For each document section, generate a summary using Claude
Index both the original chunk and its summary
Retrieve using the summary for better semantic matching

def generate_summary(chunk: str) -> str:
    response = client.messages.create(
        model="claude-3-haiku-20240307",
        max_tokens=200,
        messages=[{
            "role": "user",
            "content": f"Summarize the following text in 2-3 sentences:\n\n{chunk}"
        }]
    )
    return response.content[0].text
def index_with_summaries(chunks: List[str], vector_db: InMemoryVectorDB):
    for chunk in chunks:
        summary = generate_summary(chunk)
        combined_text = f"{summary}\n\n{chunk}"
        embedding = vo.embed([combined_text], model="voyage-2").embeddings[0]
        vector_db.add_document(embedding, {"text": chunk, "summary": summary})

Level 3: Summary Indexing + Re-Ranking

Re-ranking adds a second retrieval step that dramatically improves MRR. After initial retrieval, use Claude to score and reorder results.

Implementing Re-Ranking

def rerank_with_claude(query: str, candidates: List[Dict]) -> List[Dict]:
    # Prepare candidates for Claude
    candidate_text = "\n".join([
        f"[{i}] {c['text'][:200]}" for i, c in enumerate(candidates)
    ])
    
    response = client.messages.create(
        model="claude-3-sonnet-20240229",
        max_tokens=500,
        messages=[{
            "role": "user",
            "content": f"Query: {query}\n\nCandidates:\n{candidate_text}\n\nRank these candidates by relevance. Return the indices in order of relevance, most relevant first."
        }]
    )
    
    # Parse the ranked indices
    ranked_indices = [int(x) for x in response.content[0].text.split() if x.isdigit()]
    return [candidates[i] for i in ranked_indices]
def advanced_rag_query(query: str, vector_db: InMemoryVectorDB) -> str:
    # Initial retrieval
    query_embedding = vo.embed([query], model="voyage-2").embeddings[0]
    initial_results = vector_db.search(query_embedding, top_k=10)
    
    # Re-rank
    reranked_results = rerank_with_claude(query, initial_results)
    top_results = reranked_results[:3]
    
    # Generate answer
    context = "\n\n".join([chunk["text"] for chunk in top_results])
    response = client.messages.create(
        model="claude-3-sonnet-20240229",
        max_tokens=1024,
        messages=[{
            "role": "user",
            "content": f"Context: {context}\n\nQuestion: {query}"
        }]
    )
    return response.content[0].text

Results: Measurable Improvements

After implementing these techniques, here are the performance gains:

Metric	Basic RAG	Advanced RAG
Avg Precision	0.43	0.44
Avg Recall	0.66	0.69
Avg F1 Score	0.52	0.54
Avg MRR	0.74	0.87
End-to-End Accuracy	71%	81%

The most dramatic improvement is in MRR (Mean Reciprocal Rank), jumping from 0.74 to 0.87—a direct result of re-ranking. End-to-end accuracy improved by 10 percentage points.

Production Considerations

Rate limits: Full evaluations may hit rate limits unless you're at Tier 2 or above.
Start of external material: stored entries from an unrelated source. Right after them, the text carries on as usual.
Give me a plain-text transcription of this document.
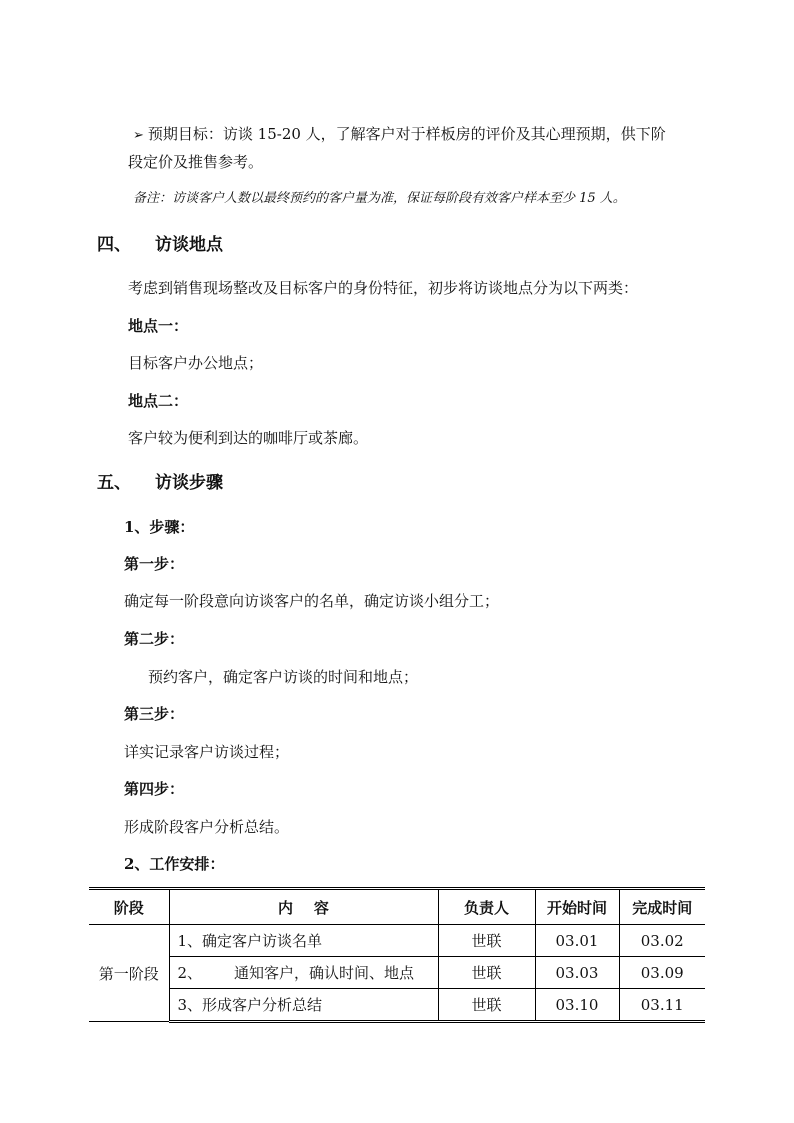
➢ 预期目标：访谈 15-20 人，了解客户对于样板房的评价及其心理预期，供下阶
段定价及推售参考。
备注：访谈客户人数以最终预约的客户量为准，保证每阶段有效客户样本至少 15 人。
四、 访谈地点
考虑到销售现场整改及目标客户的身份特征，初步将访谈地点分为以下两类：
地点一：
目标客户办公地点；
地点二：
客户较为便利到达的咖啡厅或茶廊。
五、 访谈步骤
1、步骤：
第一步：
确定每一阶段意向访谈客户的名单，确定访谈小组分工；
第二步：
预约客户，确定客户访谈的时间和地点；
第三步：
详实记录客户访谈过程；
第四步：
形成阶段客户分析总结。
2、工作安排：
阶段	内    容	负责人	开始时间	完成时间
第一阶段	1、确定客户访谈名单	世联	03.01	03.02
	2、 通知客户，确认时间、地点	世联	03.03	03.09
	3、形成客户分析总结	世联	03.10	03.11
Consider sampling your evaluation dataset.
Vector database: For production, use a hosted solution like Pinecone, Weaviate, or Chroma.
Chunking strategy: Experiment with different chunk sizes and overlap strategies.
Embedding model: Voyage AI's voyage-2 works well, but test with your specific domain.

Key Takeaways

Evaluate retrieval and generation separately – This lets you pinpoint where improvements are needed, whether in finding relevant chunks or in answer quality.
Summary indexing improves semantic matching – By indexing both summaries and original chunks, you capture context that naive chunking misses.
Re-ranking dramatically improves MRR – Adding a Claude-powered re-ranking step after initial retrieval ensures the most relevant chunks appear first, boosting MRR from 0.74 to 0.87.
End-to-end accuracy gains are real – Advanced RAG techniques improved accuracy from 71% to 81% in our tests, a meaningful improvement for production systems.
Start simple, then iterate – Begin with basic RAG, establish your evaluation metrics, then layer on advanced techniques. Measure each change to confirm improvement.